O terceiro factor (que nos surge interligado com os dois anteriores factores) prende-se com o crescimento da administração e a ampliação material das suas tarefas que levaram, também, a uma alteração da consciência sócio-profissional dos funcionários da administração15. O quarto factor prende-se com o facto de as fontes internacionais, particularmente aquelas no quadro da OIT e do Direito da União Europeia, têm acentuado a indistinção entre os trabalhadores da administração pública e os de regime laboral comum16.
O quinto factor, seguindo MENEZES LEITÃO17, prende-se com uma primeira vaga de reformas legislativas, levadas a cabo pelos XV, XVI, XVII e XVIII Governos Constitucionais18, que trouxe uma ténue (mas clara) aproximação ao regime laboral comum em duas fases, devendo referir-se, numa primeira fase, o Código do Trabalho de 2003 que no artigo 6.º da sua Lei Preambular (que previa a aplicação do disposto no código, nos termos previstos em legislação especial, aos trabalhadores de Pessoas Colectivas Públicas que não fossem funcionários ou agentes da administração pública, mas respeitando os princípios gerais em matéria de emprego público) e o Regime Jurídico do contrato individual de trabalho da administração pública que consta na Lei n.º 23/2004 de 22 de Junho (que no fundo cria no nosso ordenamento jurídico a tal legislação especial referida pelo artigo 6.º da Lei Preambular do Código do Trabalho de 2003 e que cria “um regime laboral adaptado ao ambiente público”19, fazendo com que, como bem assinalam LICÍNIO LOPES MARTINS20 e MIGUEL BETTENCOURT DA CAMARA21, por via de uma delimitação negativa houvesse uma “ideia de o regime regra na Administração Pública ser- de iure condito- o do contrato de trabalho”, particularmente “ao sector da administração clássica directa ou indirecta” 22) e posteriormente em 2008, numa segunda fase, a Lei 12-A/2008, de 27 de Fevereiro (que estabeleceu os Regimes de vinculação, de carreiras e de remuneração dos trabalhadores que exercem funções públicas, remetendo grande parte do regime deste contrato para um Regime do Contrato de Trabalho em Funções Públicas, demonstrando que se pretendeu “substituir, como modelo geral e transversal a toda a administração pública, o tradicional modelo estatutário-legal de função pública por um modelo predominantemente contratualizado” 23, mitigando-se grandemente a ideia tradicional de estabilidade do emprego público com a substituição dos quadros de pessoal pelos mapas anuais de pessoal) e o Regime do Contrato de Trabalho em Funções Públicas consagrado na Lei 59/2008 (que praticamente decalcou o regime do Código do Trabalho de 2003 e o aplicou a estes contratos, trazendo um “abandono do estatuto especial do emprego público” 24) vieram objectivamente, como assinala LIBERAL FERNANDES25, trazer uma mudança profunda que fez com que o modelo estatutário ou legal da função pública fosse substituído por um regime quase contratualista26.

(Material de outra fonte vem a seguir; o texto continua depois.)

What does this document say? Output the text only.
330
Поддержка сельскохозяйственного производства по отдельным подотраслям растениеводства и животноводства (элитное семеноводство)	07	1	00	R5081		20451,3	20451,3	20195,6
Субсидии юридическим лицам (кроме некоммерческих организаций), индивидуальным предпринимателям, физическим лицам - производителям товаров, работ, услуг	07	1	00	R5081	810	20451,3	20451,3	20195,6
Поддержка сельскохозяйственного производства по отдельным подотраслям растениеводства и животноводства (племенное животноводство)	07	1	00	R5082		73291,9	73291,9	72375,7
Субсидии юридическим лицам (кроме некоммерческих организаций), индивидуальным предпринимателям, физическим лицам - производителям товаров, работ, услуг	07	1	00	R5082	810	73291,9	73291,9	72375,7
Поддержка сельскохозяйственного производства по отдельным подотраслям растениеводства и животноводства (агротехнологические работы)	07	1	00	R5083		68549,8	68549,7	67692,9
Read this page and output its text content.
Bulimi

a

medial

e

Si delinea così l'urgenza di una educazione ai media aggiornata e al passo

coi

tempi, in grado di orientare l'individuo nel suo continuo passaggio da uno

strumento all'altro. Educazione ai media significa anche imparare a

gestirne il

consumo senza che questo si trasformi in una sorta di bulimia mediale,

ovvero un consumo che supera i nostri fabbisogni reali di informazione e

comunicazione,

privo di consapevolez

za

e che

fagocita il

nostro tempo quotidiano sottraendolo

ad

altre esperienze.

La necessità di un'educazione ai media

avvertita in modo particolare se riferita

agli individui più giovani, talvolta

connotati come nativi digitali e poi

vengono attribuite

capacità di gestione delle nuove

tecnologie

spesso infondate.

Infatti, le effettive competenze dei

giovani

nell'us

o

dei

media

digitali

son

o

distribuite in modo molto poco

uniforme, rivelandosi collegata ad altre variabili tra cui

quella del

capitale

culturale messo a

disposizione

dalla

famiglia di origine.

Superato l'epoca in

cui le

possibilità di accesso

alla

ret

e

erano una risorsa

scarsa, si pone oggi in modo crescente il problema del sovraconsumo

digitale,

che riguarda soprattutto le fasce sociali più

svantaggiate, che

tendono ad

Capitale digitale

O sexto factor liga-se a uma lógica reformista assente em “razões de eficiência da actuação administrativa (em ligação com novos modelos de gestão pública) e de poupança de recursos com o seu pessoal” de certo modo decorrente do memorando de entendimento com a Troika que impôs, na sequência de um grave contexto económico-financeiro, severas restrições à despesa pública e implementada pelo XIX Governo Constitucional, assentando numa lógica de “menos estado melhor estado” e de reconfiguração das funções sociais do Estado27.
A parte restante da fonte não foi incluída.